We ran into a problem after the frame was put together and painted. As careful as my partner was with planning and measuring, about half of the mirrors wouldn't fit between the trim as intended. We suspect the trim pieces moved slightly when being fastened with the nail gun.
Using this method for creating a window frame mirror, the spaces have to be precise. There really isn't any wiggle room, as there would be if there was a solid backing painted black that would serve as camouflage for any gaps. In some places in our frame, there was too much space, leaving a gap at either the top or bottom where light or the wall color would show through. In other places, there wasn't enough room to get the mirror in at all.
But my partner, being the problem-solver that he is, used a power sander to sand down the sides of some of the trim so the mirrors would fit. In one place, we had to glue the trim directly onto the mirror and then sand it down to make it flush with the rest of the trim.
Tools and materials we used to build this window pane mirror:
As you can see, if you're not already a frequent DIY-er who owns all of these tools, it would be much cheaper to just buy one of these mirrors from a retail store. There are many variations of window pane mirrors available online. Try searching sites like Target.com and Wayfair using keywords like "window pane mirror", "grid mirror" and "window frame mirror" to see everything available.

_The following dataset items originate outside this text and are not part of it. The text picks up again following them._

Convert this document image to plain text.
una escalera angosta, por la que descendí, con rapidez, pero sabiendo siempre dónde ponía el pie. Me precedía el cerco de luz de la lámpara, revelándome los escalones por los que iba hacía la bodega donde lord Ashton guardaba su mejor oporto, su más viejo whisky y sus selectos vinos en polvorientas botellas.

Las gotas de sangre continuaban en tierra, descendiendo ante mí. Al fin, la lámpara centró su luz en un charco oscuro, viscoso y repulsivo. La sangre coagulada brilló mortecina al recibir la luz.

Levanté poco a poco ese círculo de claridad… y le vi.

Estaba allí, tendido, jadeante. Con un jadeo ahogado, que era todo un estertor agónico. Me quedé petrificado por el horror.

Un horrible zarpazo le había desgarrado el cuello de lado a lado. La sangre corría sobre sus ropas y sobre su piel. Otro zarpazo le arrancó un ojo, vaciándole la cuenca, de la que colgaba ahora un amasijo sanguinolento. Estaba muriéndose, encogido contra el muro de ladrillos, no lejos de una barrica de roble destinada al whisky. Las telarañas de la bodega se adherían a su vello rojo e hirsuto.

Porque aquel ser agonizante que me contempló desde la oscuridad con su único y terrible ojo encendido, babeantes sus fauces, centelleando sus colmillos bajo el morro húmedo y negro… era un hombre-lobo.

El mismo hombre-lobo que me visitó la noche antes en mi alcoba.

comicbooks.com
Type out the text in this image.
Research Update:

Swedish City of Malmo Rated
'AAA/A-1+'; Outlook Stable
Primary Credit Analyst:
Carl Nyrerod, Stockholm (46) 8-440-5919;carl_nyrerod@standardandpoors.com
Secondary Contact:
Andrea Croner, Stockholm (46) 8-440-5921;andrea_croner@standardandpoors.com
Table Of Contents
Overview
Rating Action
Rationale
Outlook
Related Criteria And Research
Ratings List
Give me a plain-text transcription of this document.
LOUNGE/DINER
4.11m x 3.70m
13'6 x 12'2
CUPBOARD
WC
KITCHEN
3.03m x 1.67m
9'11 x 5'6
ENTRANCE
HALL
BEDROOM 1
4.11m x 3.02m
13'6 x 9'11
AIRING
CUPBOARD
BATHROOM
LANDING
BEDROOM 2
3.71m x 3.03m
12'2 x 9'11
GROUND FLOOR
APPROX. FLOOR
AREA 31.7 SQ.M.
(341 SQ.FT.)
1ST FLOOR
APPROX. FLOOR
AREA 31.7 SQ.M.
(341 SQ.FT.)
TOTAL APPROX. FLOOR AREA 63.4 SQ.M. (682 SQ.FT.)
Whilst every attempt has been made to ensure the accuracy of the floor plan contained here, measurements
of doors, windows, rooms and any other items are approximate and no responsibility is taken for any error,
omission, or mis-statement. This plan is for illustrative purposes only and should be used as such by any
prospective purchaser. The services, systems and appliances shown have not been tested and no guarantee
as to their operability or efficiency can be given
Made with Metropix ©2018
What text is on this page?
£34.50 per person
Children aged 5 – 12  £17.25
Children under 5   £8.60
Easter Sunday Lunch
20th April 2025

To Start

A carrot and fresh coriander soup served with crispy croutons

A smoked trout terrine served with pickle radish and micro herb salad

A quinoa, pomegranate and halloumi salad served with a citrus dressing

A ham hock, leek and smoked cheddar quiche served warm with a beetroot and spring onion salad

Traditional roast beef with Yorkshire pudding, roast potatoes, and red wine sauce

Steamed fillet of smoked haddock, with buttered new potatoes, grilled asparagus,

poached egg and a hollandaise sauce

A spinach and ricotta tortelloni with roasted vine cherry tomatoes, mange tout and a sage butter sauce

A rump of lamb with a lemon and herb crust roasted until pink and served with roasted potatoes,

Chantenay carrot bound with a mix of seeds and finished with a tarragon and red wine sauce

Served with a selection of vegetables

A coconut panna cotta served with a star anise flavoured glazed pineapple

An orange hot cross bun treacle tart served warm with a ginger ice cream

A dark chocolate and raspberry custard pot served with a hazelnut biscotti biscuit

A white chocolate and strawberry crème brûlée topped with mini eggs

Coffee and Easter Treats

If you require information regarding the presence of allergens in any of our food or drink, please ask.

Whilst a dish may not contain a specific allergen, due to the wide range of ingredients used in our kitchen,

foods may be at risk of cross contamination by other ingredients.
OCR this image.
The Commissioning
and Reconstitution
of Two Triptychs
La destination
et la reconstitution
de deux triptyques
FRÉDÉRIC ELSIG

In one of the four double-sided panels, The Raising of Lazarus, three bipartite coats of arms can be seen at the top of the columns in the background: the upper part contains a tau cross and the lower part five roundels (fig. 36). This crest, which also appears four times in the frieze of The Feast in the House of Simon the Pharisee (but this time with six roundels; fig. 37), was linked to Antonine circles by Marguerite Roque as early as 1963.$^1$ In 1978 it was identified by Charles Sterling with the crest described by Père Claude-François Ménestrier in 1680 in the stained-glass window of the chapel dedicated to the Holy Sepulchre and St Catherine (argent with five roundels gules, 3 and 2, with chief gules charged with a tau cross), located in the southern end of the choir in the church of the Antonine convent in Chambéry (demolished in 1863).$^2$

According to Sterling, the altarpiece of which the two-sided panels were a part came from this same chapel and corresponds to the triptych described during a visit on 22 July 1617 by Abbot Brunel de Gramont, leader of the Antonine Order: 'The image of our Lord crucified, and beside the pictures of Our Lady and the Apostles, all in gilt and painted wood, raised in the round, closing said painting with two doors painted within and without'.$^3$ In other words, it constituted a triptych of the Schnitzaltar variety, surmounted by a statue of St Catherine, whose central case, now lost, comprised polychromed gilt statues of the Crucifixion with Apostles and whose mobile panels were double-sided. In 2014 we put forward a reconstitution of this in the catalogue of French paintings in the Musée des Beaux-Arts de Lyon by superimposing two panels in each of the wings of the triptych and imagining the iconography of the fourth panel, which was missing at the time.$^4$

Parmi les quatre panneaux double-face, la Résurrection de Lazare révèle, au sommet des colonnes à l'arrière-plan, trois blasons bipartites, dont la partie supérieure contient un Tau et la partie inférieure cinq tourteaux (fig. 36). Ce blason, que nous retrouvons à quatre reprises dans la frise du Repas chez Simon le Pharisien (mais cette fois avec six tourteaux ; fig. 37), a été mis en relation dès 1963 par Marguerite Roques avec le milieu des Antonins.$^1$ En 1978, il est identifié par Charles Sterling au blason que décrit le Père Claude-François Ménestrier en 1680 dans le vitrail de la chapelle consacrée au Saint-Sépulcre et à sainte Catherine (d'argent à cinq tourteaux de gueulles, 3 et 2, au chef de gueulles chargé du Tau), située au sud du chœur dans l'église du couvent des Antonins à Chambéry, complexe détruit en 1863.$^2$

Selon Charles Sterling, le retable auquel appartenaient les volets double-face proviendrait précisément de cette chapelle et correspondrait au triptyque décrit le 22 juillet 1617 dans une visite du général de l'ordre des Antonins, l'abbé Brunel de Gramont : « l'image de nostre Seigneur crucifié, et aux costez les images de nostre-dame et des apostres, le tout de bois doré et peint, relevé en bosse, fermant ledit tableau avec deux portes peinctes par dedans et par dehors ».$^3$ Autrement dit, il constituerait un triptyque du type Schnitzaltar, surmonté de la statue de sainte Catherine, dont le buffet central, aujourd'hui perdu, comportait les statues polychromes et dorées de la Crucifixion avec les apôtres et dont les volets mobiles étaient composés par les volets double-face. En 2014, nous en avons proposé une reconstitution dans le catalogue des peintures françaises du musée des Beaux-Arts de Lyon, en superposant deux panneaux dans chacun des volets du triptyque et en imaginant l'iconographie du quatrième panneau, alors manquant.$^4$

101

However, if you already own, or can borrow, all of the power tools and the caulking gun listed above, the cost to purchase the materials will be around $200 (plus tax, where applicable), which is about half the cost of the least expensive mirror I could find online in this size. Plus, you'll have a lot of leftover material, such as paint and finishing nails, to use on future projects.
Better yet, if you already have wood trim, finishing nails, paint, a caulking gun, etc., laying around, then making this window pane mirror DIY will cost you even less.
That being said, the next time I want to make a window pane mirror, I'm going to use one mirror and glue the trim on top of it rather than try to squeeze separate mirror tiles in between the trim. In fact, I plan to make several of the large, IKEA floor mirrors to use in my home staging business.
As much as a pain in the a** as this was to make, it turned out really well. What do you think?
For those who are curious, the wall color in this bedroom is Sherwin Williams Egret White.